Guinéenews : s’agissant de cette question du troisième mandat, certains observateurs pensent que la floraison des mouvements de soutien à laquelle on assiste ces derniers temps, n’est qu’une façon voilée de préparer la mentalité des citoyens à ce projet. Quelle est votre appréciation ?

Dr Ibrahima Deen Touré : je vous dis sincèrement pour nous à l’UFR et pour moi-même aussi, en tant que député, le troisième mandat n’est pas un débat chez nous. Nous n’en parlons pas et nous ne voulons pas en discuter avec d’autres. C’est aussi simple que cela.
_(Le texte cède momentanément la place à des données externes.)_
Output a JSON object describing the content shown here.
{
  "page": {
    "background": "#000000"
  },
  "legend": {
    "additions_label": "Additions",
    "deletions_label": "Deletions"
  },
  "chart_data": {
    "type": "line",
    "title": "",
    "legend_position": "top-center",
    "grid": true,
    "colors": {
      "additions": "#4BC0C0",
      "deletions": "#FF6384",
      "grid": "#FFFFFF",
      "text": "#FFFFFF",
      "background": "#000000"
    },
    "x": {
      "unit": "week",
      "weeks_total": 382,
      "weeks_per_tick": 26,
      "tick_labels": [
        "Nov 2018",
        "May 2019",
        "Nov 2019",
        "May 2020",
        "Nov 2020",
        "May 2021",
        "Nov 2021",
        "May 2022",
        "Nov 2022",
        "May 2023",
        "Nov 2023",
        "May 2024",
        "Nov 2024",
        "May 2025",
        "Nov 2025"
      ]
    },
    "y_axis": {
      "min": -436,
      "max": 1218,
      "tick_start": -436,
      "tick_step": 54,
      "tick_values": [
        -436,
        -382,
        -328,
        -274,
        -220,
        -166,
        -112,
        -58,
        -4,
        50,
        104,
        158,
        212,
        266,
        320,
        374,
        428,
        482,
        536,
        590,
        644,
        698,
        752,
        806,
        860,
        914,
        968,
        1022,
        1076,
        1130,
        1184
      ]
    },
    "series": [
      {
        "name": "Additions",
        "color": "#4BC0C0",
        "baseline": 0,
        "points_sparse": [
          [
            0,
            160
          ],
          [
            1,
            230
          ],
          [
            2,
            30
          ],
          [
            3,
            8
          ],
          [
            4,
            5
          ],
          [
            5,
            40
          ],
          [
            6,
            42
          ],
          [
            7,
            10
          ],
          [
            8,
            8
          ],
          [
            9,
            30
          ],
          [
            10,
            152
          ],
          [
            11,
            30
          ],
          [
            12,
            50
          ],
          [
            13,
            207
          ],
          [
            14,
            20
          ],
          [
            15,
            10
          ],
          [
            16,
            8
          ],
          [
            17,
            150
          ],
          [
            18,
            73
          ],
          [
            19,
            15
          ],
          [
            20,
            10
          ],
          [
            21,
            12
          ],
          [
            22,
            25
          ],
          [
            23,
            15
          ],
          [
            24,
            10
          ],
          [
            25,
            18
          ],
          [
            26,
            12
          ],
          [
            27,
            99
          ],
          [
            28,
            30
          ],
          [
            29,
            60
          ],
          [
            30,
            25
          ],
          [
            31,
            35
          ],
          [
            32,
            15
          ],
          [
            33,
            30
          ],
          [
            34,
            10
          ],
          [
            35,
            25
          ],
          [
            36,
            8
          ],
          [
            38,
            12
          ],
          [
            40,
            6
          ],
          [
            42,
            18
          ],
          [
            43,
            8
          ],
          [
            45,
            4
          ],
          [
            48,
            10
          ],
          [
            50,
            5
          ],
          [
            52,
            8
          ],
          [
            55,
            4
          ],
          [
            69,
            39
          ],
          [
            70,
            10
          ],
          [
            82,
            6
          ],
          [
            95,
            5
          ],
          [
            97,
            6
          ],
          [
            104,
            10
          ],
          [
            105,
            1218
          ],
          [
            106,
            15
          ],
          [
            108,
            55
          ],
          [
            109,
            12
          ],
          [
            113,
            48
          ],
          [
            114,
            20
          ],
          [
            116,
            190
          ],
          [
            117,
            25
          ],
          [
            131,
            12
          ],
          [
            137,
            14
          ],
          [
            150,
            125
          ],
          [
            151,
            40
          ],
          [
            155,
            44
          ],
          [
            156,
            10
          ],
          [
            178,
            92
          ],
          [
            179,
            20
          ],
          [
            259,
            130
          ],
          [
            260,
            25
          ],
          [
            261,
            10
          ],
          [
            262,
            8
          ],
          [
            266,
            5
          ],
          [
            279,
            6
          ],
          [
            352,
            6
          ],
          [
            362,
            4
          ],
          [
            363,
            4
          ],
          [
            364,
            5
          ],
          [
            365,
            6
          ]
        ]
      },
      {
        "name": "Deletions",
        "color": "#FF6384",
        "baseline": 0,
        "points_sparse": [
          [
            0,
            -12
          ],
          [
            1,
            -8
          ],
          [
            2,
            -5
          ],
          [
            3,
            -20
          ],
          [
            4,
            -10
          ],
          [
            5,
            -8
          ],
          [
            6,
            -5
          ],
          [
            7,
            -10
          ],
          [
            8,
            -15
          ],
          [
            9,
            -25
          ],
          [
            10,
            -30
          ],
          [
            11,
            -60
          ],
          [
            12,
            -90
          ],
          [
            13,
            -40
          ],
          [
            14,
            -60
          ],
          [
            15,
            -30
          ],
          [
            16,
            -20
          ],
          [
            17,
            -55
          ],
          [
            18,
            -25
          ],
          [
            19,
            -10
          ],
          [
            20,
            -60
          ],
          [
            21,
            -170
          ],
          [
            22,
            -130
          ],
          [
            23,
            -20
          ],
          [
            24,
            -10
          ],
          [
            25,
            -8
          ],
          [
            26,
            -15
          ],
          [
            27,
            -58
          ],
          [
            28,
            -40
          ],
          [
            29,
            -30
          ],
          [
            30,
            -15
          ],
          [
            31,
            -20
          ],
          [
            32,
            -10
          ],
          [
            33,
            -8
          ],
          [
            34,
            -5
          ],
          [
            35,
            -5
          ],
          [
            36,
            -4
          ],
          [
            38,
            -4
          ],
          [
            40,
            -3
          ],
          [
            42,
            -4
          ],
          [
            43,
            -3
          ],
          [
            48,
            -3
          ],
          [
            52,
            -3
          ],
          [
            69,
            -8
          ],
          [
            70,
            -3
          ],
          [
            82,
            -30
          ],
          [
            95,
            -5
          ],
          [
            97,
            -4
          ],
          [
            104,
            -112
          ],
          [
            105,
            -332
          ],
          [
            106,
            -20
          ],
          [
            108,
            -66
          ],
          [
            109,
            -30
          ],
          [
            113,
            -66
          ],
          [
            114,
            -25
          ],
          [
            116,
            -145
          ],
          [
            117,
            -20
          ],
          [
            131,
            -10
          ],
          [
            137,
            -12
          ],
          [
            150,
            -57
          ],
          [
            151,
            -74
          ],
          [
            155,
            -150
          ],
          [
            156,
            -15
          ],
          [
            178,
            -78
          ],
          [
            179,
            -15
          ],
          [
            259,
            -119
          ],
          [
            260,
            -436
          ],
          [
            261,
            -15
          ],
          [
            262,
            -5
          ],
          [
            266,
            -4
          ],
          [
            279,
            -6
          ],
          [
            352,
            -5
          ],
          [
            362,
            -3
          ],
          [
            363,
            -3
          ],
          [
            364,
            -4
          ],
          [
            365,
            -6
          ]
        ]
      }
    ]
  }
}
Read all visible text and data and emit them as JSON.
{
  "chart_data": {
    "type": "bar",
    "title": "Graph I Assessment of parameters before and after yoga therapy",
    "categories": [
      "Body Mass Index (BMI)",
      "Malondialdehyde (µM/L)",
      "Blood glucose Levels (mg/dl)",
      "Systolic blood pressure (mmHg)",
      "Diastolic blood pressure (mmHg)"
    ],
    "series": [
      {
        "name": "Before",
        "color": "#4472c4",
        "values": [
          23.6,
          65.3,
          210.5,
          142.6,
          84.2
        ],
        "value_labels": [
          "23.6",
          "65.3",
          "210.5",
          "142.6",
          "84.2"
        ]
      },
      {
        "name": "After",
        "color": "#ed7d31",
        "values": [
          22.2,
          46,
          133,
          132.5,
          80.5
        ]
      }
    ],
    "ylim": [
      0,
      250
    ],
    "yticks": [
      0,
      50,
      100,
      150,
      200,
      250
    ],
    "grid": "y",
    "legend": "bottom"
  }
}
Ce n’est pas à l’ordre du jour à l’UFR.

Guinéenews : avez-vous un message particulier à l’endroit de vos militants après la promulgation du code électoral qui oblige désormais votre parti à rafler plus de voix pour avoir le contrôle du plus grand nombre de quartiers et de districts dans le pays?

Dr Ibrahima Deen Touré : le message est clair, la loi qu’on appelle code électoral révisé est promulguée par le président de la République. Nous demandons simplement aux citoyens, en particulier à nos électeurs d’affuter leurs préparations et que les élections communales, législatives et même présidentielle c’est pour bientôt. Parce que parmi les contraintes qui empêchent la CENI de travailler, de fournir un chronogramme, c’est bien le code électoral. Peut-être qu’il y a d’autres qui vont être levées, mais en ce qui concerne la contrainte au niveau du parlement, c’était l’adoption de ce code et celle-ci est levée. Mon message est clair, je demande à l’UFR, aux électeurs et sympathisants, même à tous les citoyens de notre pays qu’il faut que nous préparions ces élections communales et communautaires, législatives et autres qui arrivent. C’est la meilleure façon pour un citoyen de s’exprimer sur les questions de son pays.  Parce que les questions du pays sont confiées à des hommes, ce sont des hommes qui sont placés par des citoyens, soit par direct ou indirect. S’il y a un moment de vote qui arrive, c’est ce jour là que la population va s’exprimer. Et je lance un appel pressant pour que chacun raffermisse sa préparation pour que l’expression générale soit faite à l’occasion de ces élections qui arrivent.